In Iran, and indeed throughout the ancient world, people were fascinated with the stars and planets that filled the night sky. Careful study of the motions of planets was well established in Mesopotamia by the 3rd millennium BC. Babylonian astronomers became particularly proficient in the practice, using mathematical formulas to map and predict astral movements and keeping detailed records on clay tablets, some of which survive. These scholars observed the stars to help understand and predict the times for harvest, natural disasters, and even the rise and fall of political powers.

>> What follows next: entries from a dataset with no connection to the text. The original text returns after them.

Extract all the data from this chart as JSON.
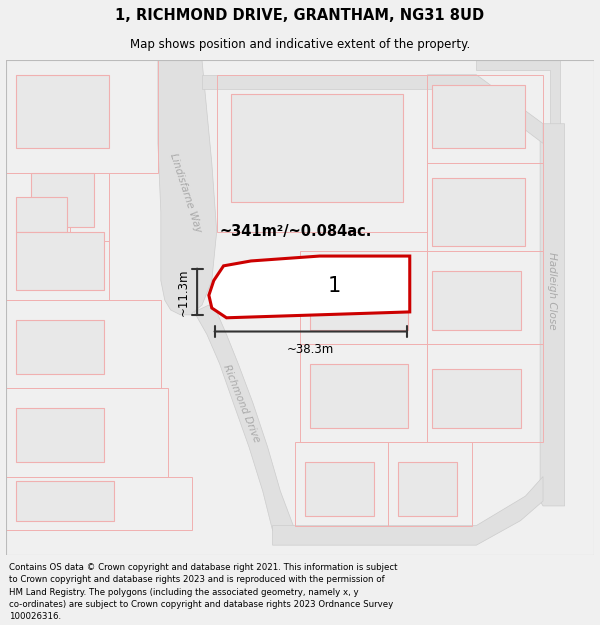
{
  "title": "1, RICHMOND DRIVE, GRANTHAM, NG31 8UD",
  "subtitle": "Map shows position and indicative extent of the property.",
  "footer": "Contains OS data © Crown copyright and database right 2021. This information is subject\nto Crown copyright and database rights 2023 and is reproduced with the permission of\nHM Land Registry. The polygons (including the associated geometry, namely x, y\nco-ordinates) are subject to Crown copyright and database rights 2023 Ordnance Survey\n100026316.",
  "bg_color": "#f0f0f0",
  "map_bg_color": "#ffffff",
  "area_label": "~341m²/~0.084ac.",
  "plot_number": "1",
  "width_label": "~38.3m",
  "height_label": "~11.3m",
  "plot_outline_color": "#cc0000",
  "building_fill": "#e8e8e8",
  "building_edge": "#f0b0b0",
  "plot_outline_thin": "#f0b0b0",
  "road_fill": "#e0e0e0",
  "road_edge": "#cccccc",
  "street_color": "#aaaaaa",
  "measure_color": "#333333"
}
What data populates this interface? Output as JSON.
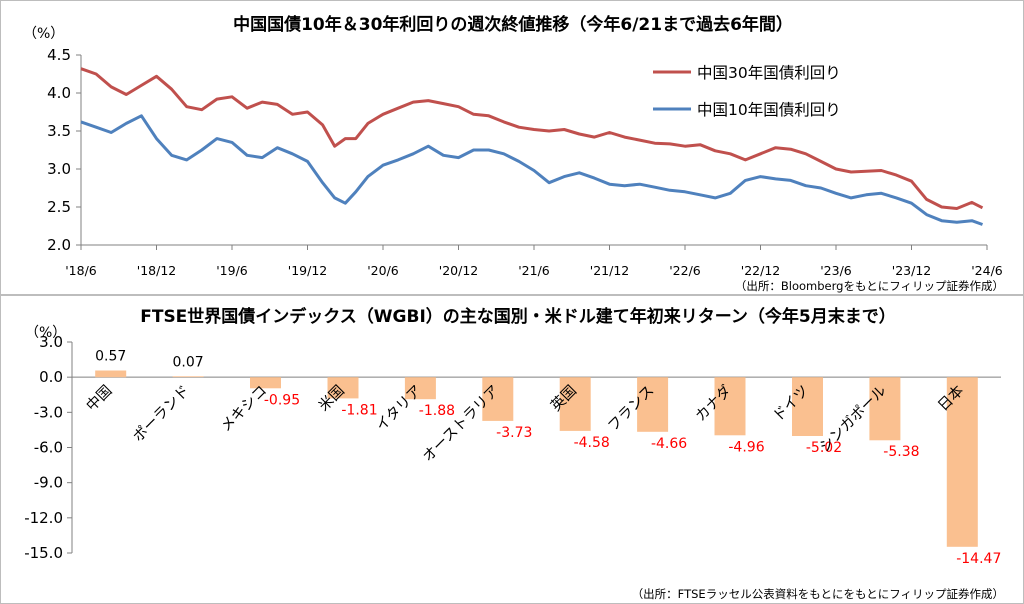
{
  "top_chart": {
    "title": "中国国債10年＆30年利回りの週次終値推移（今年6/21まで過去6年間）",
    "unit": "（%）",
    "source": "（出所：Bloombergをもとにフィリップ証券作成）",
    "colors": {
      "cn30y": "#c0504d",
      "cn10y": "#4f81bd"
    }
  },
  "bottom_chart": {
    "title": "FTSE世界国債インデックス（WGBI）の主な国別・米ドル建て年初来リターン（今年5月末まで）",
    "unit": "（%）",
    "source": "（出所：FTSEラッセル公表資料をもとにをもとにフィリップ証券作成）",
    "colors": {
      "bar": "#fac090",
      "positive_label": "#000000",
      "negative_label": "#ff0000"
    }
  },
  "chart_data": [
    {
      "type": "line",
      "title": "中国国債10年＆30年利回りの週次終値推移（今年6/21まで過去6年間）",
      "ylabel": "（%）",
      "ylim": [
        2.0,
        4.5
      ],
      "yticks": [
        "4.5",
        "4.0",
        "3.5",
        "3.0",
        "2.5",
        "2.0"
      ],
      "grid": false,
      "legend": "top-right",
      "xticks": [
        "'18/6",
        "'18/12",
        "'19/6",
        "'19/12",
        "'20/6",
        "'20/12",
        "'21/6",
        "'21/12",
        "'22/6",
        "'22/12",
        "'23/6",
        "'23/12",
        "'24/6"
      ],
      "x_start": "2018-06",
      "x_end": "2024-06-21",
      "series": [
        {
          "name": "中国30年国債利回り",
          "x": [
            2018.5,
            2018.6,
            2018.7,
            2018.8,
            2018.9,
            2019.0,
            2019.1,
            2019.2,
            2019.3,
            2019.4,
            2019.5,
            2019.6,
            2019.7,
            2019.8,
            2019.9,
            2020.0,
            2020.1,
            2020.18,
            2020.25,
            2020.32,
            2020.4,
            2020.5,
            2020.6,
            2020.7,
            2020.8,
            2020.9,
            2021.0,
            2021.1,
            2021.2,
            2021.3,
            2021.4,
            2021.5,
            2021.6,
            2021.7,
            2021.8,
            2021.9,
            2022.0,
            2022.1,
            2022.2,
            2022.3,
            2022.4,
            2022.5,
            2022.6,
            2022.7,
            2022.8,
            2022.9,
            2023.0,
            2023.1,
            2023.2,
            2023.3,
            2023.4,
            2023.5,
            2023.6,
            2023.7,
            2023.8,
            2023.9,
            2024.0,
            2024.1,
            2024.2,
            2024.3,
            2024.4,
            2024.47
          ],
          "values": [
            4.32,
            4.25,
            4.08,
            3.98,
            4.1,
            4.22,
            4.05,
            3.82,
            3.78,
            3.92,
            3.95,
            3.8,
            3.88,
            3.85,
            3.72,
            3.75,
            3.58,
            3.3,
            3.4,
            3.4,
            3.6,
            3.72,
            3.8,
            3.88,
            3.9,
            3.86,
            3.82,
            3.72,
            3.7,
            3.62,
            3.55,
            3.52,
            3.5,
            3.52,
            3.46,
            3.42,
            3.48,
            3.42,
            3.38,
            3.34,
            3.33,
            3.3,
            3.32,
            3.24,
            3.2,
            3.12,
            3.2,
            3.28,
            3.26,
            3.2,
            3.1,
            3.0,
            2.96,
            2.97,
            2.98,
            2.92,
            2.84,
            2.6,
            2.5,
            2.48,
            2.56,
            2.49
          ]
        },
        {
          "name": "中国10年国債利回り",
          "x": [
            2018.5,
            2018.6,
            2018.7,
            2018.8,
            2018.9,
            2019.0,
            2019.1,
            2019.2,
            2019.3,
            2019.4,
            2019.5,
            2019.6,
            2019.7,
            2019.8,
            2019.9,
            2020.0,
            2020.1,
            2020.18,
            2020.25,
            2020.32,
            2020.4,
            2020.5,
            2020.6,
            2020.7,
            2020.8,
            2020.9,
            2021.0,
            2021.1,
            2021.2,
            2021.3,
            2021.4,
            2021.5,
            2021.6,
            2021.7,
            2021.8,
            2021.9,
            2022.0,
            2022.1,
            2022.2,
            2022.3,
            2022.4,
            2022.5,
            2022.6,
            2022.7,
            2022.8,
            2022.9,
            2023.0,
            2023.1,
            2023.2,
            2023.3,
            2023.4,
            2023.5,
            2023.6,
            2023.7,
            2023.8,
            2023.9,
            2024.0,
            2024.1,
            2024.2,
            2024.3,
            2024.4,
            2024.47
          ],
          "values": [
            3.62,
            3.55,
            3.48,
            3.6,
            3.7,
            3.4,
            3.18,
            3.12,
            3.25,
            3.4,
            3.35,
            3.18,
            3.15,
            3.28,
            3.2,
            3.1,
            2.82,
            2.62,
            2.55,
            2.7,
            2.9,
            3.05,
            3.12,
            3.2,
            3.3,
            3.18,
            3.15,
            3.25,
            3.25,
            3.2,
            3.1,
            2.98,
            2.82,
            2.9,
            2.95,
            2.88,
            2.8,
            2.78,
            2.8,
            2.76,
            2.72,
            2.7,
            2.66,
            2.62,
            2.68,
            2.85,
            2.9,
            2.87,
            2.85,
            2.78,
            2.75,
            2.68,
            2.62,
            2.66,
            2.68,
            2.62,
            2.55,
            2.4,
            2.32,
            2.3,
            2.32,
            2.27
          ]
        }
      ]
    },
    {
      "type": "bar",
      "title": "FTSE世界国債インデックス（WGBI）の主な国別・米ドル建て年初来リターン（今年5月末まで）",
      "ylabel": "（%）",
      "ylim": [
        -15.0,
        3.0
      ],
      "yticks": [
        "3.0",
        "0.0",
        "-3.0",
        "-6.0",
        "-9.0",
        "-12.0",
        "-15.0"
      ],
      "grid": false,
      "categories": [
        "中国",
        "ポーランド",
        "メキシコ",
        "米国",
        "イタリア",
        "オーストラリア",
        "英国",
        "フランス",
        "カナダ",
        "ドイツ",
        "シンガポール",
        "日本"
      ],
      "values": [
        0.57,
        0.07,
        -0.95,
        -1.81,
        -1.88,
        -3.73,
        -4.58,
        -4.66,
        -4.96,
        -5.02,
        -5.38,
        -14.47
      ],
      "data_labels": [
        "0.57",
        "0.07",
        "-0.95",
        "-1.81",
        "-1.88",
        "-3.73",
        "-4.58",
        "-4.66",
        "-4.96",
        "-5.02",
        "-5.38",
        "-14.47"
      ]
    }
  ]
}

When the Achaemenid kings conquered Babylon in the 6th century BC, they allowed Babylonian astrologers to continue working without interruption. Astronomers travelled with the Iranian king to provide him with horoscopes and celestially-informed advice. As the centuries progressed, Ancient Iranian astronomy was further refined by dialogue with the astrological traditions of India and the Greco-Roman world.  Five branches of astronomy had emerged by the time of the Sasanian Empire:

  • Genethialogy: predictions about individuals based on the Zodiac
  • Astrological history: recording of the rise and fall of rulers, dynasties, governments, and religions
  • Catarchic analysis: guidance for followers towards choosing a time to begin certain activities
  • Interrogations: astrologers posing questions to themselves, a sort of philosophical rhetoric
  • Iatromathematics: applying astrological doctrines to medical practice

Astrology continues to fascinate today, and has recently enjoyed a resurgence in Western culture, but in Ancient Iran it was more pervasive and taken far more seriously, combining what we would describe as astronomy – a sophisticated system for observing the stars and other celestial phenomena – and the belief that the stars communicate divine truths.